It Just Keeps Iraqing In Here

(Expanded from a comment at AFOE)

The LA Times reports in detail on the recent insurgent company-sized assault on Abu Ghraibh prison. It was deeply scary: they staged diversionary raids all round the area to hinder relief and confuse the issue, then assaulted the position from three directions at once, having laid down a bombardment with mortars and RPGs used as mortars (a tactic from the Afghan war) to drive everyone’s heads down. The US relief party encountered a rebel stop-group as far as four miles away, showing clearly that they had carefully isolated the battlefield first.

Then, they sent in three suicide trucks, one of which was apparently meant to crash the prison wall and explode, aiming for the base of the guard tower nearest the cell blocks (clearly detailed reconnaissance had been carried out). The only reason they failed to storm the place or spring the prisoners seems to have been that this particular wagon went off prematurely.

While all this was going on, the prisoners were rioting. The riot began at the same moment the assault did, which argues coordination. Personally I suspect the aim was to stage a jailbreak – it would have given them immense prestige to be the liberators of Abu Ghraibh, and no doubt there were people in there they wanted out.

But the really bad bit is this: after half an hour, the battle suddenly stopped…just like that.

“By 9, it was quiet. “It was almost as if everybody blew a whistle,” Melanson recalled. “Almost everybody stopped firing, and they disappeared.”

No doubt, after the attempt to breach the wall failed, some commander decided to break off the action and make an orderly retreat before the QRF arrived with the heavy metal. And that’s just what they did – they even carried off their dead, as they only found two corpses outside the wire. Now, breaking off a battle without being counter-attacked is very difficult. It requires excellent training and discipline, as well as good leadership and effective communication, to say nothing of prior planning.

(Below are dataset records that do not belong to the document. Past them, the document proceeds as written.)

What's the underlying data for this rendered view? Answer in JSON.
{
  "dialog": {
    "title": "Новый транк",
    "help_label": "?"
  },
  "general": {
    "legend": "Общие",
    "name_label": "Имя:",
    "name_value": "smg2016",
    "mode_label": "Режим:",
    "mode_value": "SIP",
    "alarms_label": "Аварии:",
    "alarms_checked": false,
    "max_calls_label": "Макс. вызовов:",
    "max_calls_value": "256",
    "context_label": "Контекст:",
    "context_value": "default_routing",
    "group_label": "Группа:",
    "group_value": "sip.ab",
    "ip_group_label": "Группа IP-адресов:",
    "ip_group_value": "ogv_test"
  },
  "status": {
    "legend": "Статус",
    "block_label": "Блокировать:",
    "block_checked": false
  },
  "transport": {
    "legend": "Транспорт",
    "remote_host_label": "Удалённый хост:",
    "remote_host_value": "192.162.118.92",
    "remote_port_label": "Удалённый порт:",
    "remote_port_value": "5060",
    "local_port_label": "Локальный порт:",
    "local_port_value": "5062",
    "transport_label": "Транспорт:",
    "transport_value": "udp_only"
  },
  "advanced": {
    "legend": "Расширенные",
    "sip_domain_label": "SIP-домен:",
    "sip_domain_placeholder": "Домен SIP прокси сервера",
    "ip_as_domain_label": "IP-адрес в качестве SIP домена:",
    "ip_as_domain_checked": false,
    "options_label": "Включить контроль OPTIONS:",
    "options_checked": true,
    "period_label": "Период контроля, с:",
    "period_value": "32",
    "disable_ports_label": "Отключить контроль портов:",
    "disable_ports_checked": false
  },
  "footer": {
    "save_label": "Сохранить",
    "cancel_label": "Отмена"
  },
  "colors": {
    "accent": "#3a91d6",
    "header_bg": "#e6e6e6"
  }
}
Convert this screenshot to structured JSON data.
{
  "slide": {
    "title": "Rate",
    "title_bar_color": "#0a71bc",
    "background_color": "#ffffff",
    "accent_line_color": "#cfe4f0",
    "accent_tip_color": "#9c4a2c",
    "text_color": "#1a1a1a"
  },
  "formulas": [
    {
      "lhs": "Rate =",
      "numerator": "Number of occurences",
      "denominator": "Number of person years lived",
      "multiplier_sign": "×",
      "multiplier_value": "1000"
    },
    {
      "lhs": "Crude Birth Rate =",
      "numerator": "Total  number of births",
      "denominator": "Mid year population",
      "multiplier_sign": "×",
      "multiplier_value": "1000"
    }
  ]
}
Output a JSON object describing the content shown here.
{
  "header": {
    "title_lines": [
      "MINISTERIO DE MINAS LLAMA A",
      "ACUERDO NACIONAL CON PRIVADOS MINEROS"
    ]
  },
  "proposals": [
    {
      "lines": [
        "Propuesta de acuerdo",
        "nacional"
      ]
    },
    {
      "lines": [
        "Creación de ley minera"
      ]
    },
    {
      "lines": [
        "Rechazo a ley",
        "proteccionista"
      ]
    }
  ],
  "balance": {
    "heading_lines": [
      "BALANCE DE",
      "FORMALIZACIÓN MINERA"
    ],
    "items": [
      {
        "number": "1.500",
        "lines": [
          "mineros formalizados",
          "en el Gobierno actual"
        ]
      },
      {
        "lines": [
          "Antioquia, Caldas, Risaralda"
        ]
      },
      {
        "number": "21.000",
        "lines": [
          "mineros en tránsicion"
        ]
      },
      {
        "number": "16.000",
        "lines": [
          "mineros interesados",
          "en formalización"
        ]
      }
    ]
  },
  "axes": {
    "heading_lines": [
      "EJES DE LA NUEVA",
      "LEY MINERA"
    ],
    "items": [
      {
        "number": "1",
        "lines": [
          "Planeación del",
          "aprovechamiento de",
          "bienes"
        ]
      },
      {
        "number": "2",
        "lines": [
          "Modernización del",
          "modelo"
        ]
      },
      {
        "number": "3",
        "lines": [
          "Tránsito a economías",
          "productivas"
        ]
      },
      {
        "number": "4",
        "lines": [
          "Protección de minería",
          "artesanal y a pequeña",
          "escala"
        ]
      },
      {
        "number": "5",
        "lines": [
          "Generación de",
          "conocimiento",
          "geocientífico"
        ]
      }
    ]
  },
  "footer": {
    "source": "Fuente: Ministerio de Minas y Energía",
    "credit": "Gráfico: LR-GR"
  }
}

And it’s all about recognising when to stop and cut your losses.

An enemy that can do suicide car bombing as well as break-contact drills is truly formidable; it’s like the alpha and omega of war. The Americans have been talking about two kinds of enemy in Iraq, the calculated ex-Ba’athist roadside-bomber types who care deeply about living to fight another day, and the crazy-arsed jihadis who just want to die gloriously and couldn’t care less about breaking contact in an orderly fashion. It looks like they’re on their way to finding a Hegelian synthesis.

At the same time, the enemy’s hardware is improving too. Last week they blew up a humvee, killing five US Marines: but this Hummer was special, being one of the ones that did get its extra armour. The New York Times‘s David Cloud has the details:

Insurgents have long been able to build bombs powerful enough to penetrate some armored vehicles. But the use of “shaped” charges could raise the threat considerably, military officials said. Since last month, at least three such bombs have been found, Lt. Gen. James T. Conway, the director of operations for the Joint Chiefs of Staff, told reporters at a Pentagon briefing this month.

The shaped charge explosion fires a projectile “at a very rapid rate, sufficient to penetrate certain levels of armor,” General Conway said, adding that weapons employing shaped charges had caused American casualties in the last two months. He did not give details.

A Pentagon official involved in combating the devices said shaped charges seen so far appeared crude but required considerable expertise, suggesting insurgents were able to draw on well-trained bomb-makers, possibly even rocket scientists from the former government. Shaped charges and rocket engines are similar, the official said.

Infrared detonators are an advance over the more common method of rigging bombs to explode after an insurgent nearby presses a button on a cell phone, a garage-door opener or other device that gives off an electric signal. That approach is vulnerable to jammers, however, and a shift to infrared detonators, which rely on light waves, underscores the insurgents’ resourcefulness.”

Rocket engines, eh…Readers of this blog will probably remember that I covered the loss of an RAF C130 on Iraqi election day in some detail. The Times, I see, got hold of a leak of the official verdict and I missed it. Link. Apparently it was operating at very low altitude, carrying out a reconnaissance of possible landing zones in support of SAS tasks in the area (whatever *they* were), when rebels fired at least five missiles or rockets at it simultaneously, thus flooding the defensive-aids suite (DAS) on the aircraft. The Thunderer’s source suggested that its take-off from Baghdad had been observed and, presumably, communicated to the shooters.

Michael “Downing St. Memo” Smith, for it is he, seems to have discovered a *very* fruitful source in the MoD. And I was wrong as hell about the SA-4. On another point, I’ve mused in the past that the tendency of the southern provinces of Iraq, the ones that make up the MND(SE) zone, to integrate might be being encouraged by British political advisers to the army. The putative Shia entity (I hesitate to use the word state) now has a name: “Sumer”. And I’m beginning to think that if we aren’t encouraging it, maybe we should be. Because I can’t see any remotely plausible exit strategy otherwise.

At least we got the zone with a coast.